I tend to think that Lego has done this (limiting their market) to themselves with the prominence of the Bionicles and Star Wars and other model kits. I adored my Lego when I was growing up, but it was just plain building Lego that all kids played with.
To encourage girls to partipate in my robotics club, I have to overcome their preconceptions about Lego, not their preconceptions about science.
Such a combination will help students with artistic interests to become more interested in science, and vice versa. Hence, if a girl likes art, she would also be exposed to the science, and may like it. I do not think LEGO can be used singled out, but in conjunction with other materials as paper, pipe cleaners, etc. Cricket sets
do just this, and I think that the LEGO used in this context is not considered to be for boys only. A lot of the Cricket creations
use art and science. Teachers using LEGO and robotics in the classroom should take a similar approach, if they would like more girls to be interested and involved.

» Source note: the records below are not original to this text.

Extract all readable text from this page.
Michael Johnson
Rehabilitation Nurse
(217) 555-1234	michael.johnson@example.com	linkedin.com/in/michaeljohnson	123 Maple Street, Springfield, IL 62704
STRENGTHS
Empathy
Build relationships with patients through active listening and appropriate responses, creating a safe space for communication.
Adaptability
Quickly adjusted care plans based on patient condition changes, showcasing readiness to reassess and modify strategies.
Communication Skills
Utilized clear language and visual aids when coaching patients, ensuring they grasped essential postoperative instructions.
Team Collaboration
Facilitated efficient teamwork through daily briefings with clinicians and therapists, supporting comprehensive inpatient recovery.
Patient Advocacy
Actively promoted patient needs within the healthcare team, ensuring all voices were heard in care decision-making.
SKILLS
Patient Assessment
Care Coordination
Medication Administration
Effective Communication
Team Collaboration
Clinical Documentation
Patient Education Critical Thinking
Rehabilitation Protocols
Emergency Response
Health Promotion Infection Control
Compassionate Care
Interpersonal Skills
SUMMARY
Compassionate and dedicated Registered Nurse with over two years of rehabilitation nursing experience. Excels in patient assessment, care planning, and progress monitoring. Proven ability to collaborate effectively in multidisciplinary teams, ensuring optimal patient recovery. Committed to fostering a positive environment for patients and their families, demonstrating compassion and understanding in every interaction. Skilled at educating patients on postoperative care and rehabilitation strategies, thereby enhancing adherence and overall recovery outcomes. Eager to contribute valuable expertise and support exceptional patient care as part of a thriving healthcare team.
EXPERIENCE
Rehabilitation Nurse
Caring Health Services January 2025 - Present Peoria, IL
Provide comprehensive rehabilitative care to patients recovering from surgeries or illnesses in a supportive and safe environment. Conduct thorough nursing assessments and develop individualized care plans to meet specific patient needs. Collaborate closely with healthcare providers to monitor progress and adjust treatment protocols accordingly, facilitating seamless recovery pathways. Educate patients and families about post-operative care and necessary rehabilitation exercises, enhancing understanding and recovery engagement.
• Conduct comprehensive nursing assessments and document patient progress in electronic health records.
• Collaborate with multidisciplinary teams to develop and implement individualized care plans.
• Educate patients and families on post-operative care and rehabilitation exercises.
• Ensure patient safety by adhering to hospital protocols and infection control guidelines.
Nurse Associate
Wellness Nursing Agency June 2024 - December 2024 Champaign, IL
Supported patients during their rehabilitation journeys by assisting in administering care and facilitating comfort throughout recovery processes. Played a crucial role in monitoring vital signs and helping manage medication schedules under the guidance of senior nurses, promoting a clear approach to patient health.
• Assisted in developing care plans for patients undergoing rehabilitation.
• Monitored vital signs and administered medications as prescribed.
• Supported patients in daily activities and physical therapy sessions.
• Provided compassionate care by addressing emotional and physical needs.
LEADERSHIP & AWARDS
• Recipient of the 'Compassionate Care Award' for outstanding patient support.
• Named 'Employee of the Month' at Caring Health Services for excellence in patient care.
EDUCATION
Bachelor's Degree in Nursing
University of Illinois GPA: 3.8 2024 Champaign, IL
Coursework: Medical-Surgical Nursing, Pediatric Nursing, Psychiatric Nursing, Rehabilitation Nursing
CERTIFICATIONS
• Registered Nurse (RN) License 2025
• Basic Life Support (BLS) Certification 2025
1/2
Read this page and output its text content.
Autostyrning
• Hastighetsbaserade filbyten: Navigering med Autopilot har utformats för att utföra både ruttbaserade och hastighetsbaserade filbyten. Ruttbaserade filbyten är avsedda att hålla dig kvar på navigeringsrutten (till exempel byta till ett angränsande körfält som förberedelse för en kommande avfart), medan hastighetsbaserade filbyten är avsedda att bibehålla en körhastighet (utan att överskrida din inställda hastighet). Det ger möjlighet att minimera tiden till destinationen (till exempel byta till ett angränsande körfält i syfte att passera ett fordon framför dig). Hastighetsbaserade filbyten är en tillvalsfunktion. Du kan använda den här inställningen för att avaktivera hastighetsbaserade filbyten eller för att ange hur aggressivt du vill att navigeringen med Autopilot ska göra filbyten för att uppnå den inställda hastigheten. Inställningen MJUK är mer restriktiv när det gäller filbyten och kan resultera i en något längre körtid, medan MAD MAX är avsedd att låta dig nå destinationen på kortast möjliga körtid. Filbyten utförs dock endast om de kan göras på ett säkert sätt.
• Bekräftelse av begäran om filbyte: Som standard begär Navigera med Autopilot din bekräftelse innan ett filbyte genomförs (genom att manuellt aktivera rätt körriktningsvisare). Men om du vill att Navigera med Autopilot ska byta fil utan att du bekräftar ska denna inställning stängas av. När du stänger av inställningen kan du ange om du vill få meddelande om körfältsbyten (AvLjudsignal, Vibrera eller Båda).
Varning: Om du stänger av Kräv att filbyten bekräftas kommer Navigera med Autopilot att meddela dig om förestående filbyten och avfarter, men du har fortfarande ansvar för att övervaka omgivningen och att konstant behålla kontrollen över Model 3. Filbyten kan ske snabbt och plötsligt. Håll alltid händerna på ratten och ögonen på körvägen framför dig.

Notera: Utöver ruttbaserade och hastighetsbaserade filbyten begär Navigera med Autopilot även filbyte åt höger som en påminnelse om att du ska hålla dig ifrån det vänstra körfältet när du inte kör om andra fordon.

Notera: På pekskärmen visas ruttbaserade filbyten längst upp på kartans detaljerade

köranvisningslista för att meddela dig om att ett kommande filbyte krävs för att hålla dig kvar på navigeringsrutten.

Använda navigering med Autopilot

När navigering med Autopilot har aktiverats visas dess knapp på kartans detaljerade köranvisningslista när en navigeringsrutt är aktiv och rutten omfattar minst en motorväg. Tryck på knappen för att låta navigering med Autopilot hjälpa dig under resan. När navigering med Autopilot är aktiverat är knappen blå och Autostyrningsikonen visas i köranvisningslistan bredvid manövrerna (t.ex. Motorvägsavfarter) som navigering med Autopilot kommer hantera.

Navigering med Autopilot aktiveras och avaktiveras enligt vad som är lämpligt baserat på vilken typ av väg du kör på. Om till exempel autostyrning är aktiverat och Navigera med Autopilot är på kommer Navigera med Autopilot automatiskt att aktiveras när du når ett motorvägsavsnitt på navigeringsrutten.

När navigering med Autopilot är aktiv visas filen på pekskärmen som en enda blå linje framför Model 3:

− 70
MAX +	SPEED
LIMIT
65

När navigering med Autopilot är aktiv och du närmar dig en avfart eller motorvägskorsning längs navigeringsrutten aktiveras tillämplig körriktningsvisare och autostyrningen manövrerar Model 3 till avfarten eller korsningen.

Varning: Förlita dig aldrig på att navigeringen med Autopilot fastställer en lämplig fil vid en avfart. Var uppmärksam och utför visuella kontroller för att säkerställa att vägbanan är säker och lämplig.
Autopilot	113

Look at the Wellesley College “Robotics Design Studio” course’s 2007 gallery of projects; it seems that all of these creations were made by female students. This course applies science and art together using LEGO and other materials.
I just asked my wife, and she says that the LEGO Co. showing advertisements with girls AND boys building with LEGO together could help over come preconceptions of LEGO being only a "boy's toy".
One thing LEGO should NOT do is they should not create a "girly" version of anything. To be fair, right now, Mindstorms Education pages do have girls pictured, but it took some digging for me to find those. The retail advertising and the current Brickmaster Magazine are laden with testosterone. In the magazine, the themes are all dark...sinister. Frankly, I wouldn't buy that for my three sons, so their marketing is counter-productive with this parent---and with any other parent who objects to the violent and sinister nature of so many games and television programs these days.
Interesting that you should mention DaVinci,as sometime soon Apress will be releasing a book by Matthias Paul Scholtz full of NXT models based on DaVinci's work. I'm sure Matthias would love to tell you more about it!